Ja, bei der Partei endet eine Ära. Trittin, Künast und Roth haben die deutsche Politik in den vergangenen 30 Jahren geprägt. Doch der Generationswechsel ist eine Chance. Für grüne Verhältnisse klebten die Mitglieder der Gründergeneration viel zu lange an ihren Ämtern.
Der Rückzug ist überfällig

Ein potenzieller Trittin-Nachfolger: Anton Hofreiter, 43 Jahre alt, Biologe und Bewerber um das Amt des Fraktionschefs.
(Foto: picture alliance / dpa)
2005 mussten sie ihre erste große Niederlage hinnehmen. Die Wähler entschieden sich gegen eine rot-grüne Koalition. Joschka Fischer ging, doch die Grünen blieben in der Hand der Gründergeneration. 2011 scheiterte Künast mit ihrer Kandidatur für das Amt des Berliner Oberbürgermeisters. In der Grünen-Spitze blieb sie. 2012 musste Roth eine gewaltige Niederlage bei der Urwahl der Spitzenkandidaten für die Bundestagswahl einstecken. Kaum jeder vierte Grüne wollte sie für das Amt. Doch Roth blieb Bundesvorsitzende.
Die Gründergeneration der Grünen hat in erheblichem Maße dazu beigetragen, dass die Partei heute wirkt, wie sie nie wirken wollte: wie eine Partei. Eine Partei mit Spitzenkandidaten, die an ihren Ämtern kleben, eine Partei, in der Machtmenschen den Kurs vorgeben. Die Grünen haben in den vergangen Jahren ihren Zauber verloren. Nur deshalb gelang es ihnen auch nicht, den Ruf der Verbotspartei, den Union und FDP ihr anzuhängen wussten, abzuschütteln.
Die Grünen haben ihre Werte und ihr Menschenbild schon immer offensiv vertreten. Früher hatte das bei der Partei den Charme der Revolution. Zuletzt, da sie wie eine etablierte Partei auftraten, wirkten sie auf viele wie Moralapostel. Einer neuen Generation könnte es gelingen, dieses Bild zu ändern. Das beste Beispiel dafür ist der mögliche Nachfolger Trittins, Anton Hofreiter. Und das nicht nur, weil er mit seinem langen blonden Haar und seinem Vollbart schon äußerlich an die Grünen der 1980er Jahre erinnert. Er kann provozieren, das hat er als Vorsitzender des Verkehrsausschusses unter anderem beim Streit um Stuttgart 21 bewiesen. Für den studierten Biologen steht zudem die Umwelt- und Klimapolitik ganz oben auf der Prioritätenliste.

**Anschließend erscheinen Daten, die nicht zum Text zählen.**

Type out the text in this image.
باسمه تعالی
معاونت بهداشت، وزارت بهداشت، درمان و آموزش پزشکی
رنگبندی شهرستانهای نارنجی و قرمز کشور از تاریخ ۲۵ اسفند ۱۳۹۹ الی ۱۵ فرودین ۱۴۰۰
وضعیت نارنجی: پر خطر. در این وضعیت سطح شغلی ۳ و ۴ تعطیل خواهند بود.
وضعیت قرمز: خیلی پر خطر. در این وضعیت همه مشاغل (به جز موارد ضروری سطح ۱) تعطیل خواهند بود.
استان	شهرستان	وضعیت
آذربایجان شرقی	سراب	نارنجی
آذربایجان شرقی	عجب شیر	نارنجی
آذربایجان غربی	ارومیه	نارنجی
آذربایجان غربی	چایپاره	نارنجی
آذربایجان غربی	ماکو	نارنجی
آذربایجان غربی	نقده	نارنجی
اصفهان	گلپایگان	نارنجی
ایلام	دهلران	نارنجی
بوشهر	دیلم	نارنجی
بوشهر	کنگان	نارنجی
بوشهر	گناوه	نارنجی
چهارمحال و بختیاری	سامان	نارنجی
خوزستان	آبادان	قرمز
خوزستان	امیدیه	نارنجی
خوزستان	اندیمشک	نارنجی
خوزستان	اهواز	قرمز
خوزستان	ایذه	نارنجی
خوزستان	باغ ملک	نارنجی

Der Generationswechsel eröffnet eine Regierungsoption
Der Generationswechsel ist aber auch aus einem zweiten Grund ein Gewinn: Die historisch kulturellen Gräben zwischen Grünen und Union verengen sich durch ihn ein wenig. Zudem erstarkt der Realo-Flügel der Partei, weil es künftig keinen linken Obergrünen mehr gibt, der die Partei dominiert. Beides zusammengenommen ermöglicht Koalitionen mit der CDU. Nicht 2013. Dafür war der Linksruck der Grünen vor der Wahl zu heftig. Zudem würde sich die Partei restlos unglaubwürdig machen, weil sie dieses Bündnis bis zum 22. September mit aller Vehemenz abgelehnt hat.
2017 allerdings könnte es möglich sein. Und das stärkt die Grünen. Nicht, weil eine solche Koalition aus grüner Sicht besonders wünschenswert wäre. Mit den Sozialdemokraten könnten die Grünen ihre Ziele sicher leichter umsetzen. Aber weil die Grünen dann trotz einer schwachen SPD wieder eine Regierungsoption hätten. Dass die fehlte, hat bei dieser Bundestagswahl erheblich dazu beigetragen, dass die Grünen potenzielle Wähler nicht mobilisieren konnten.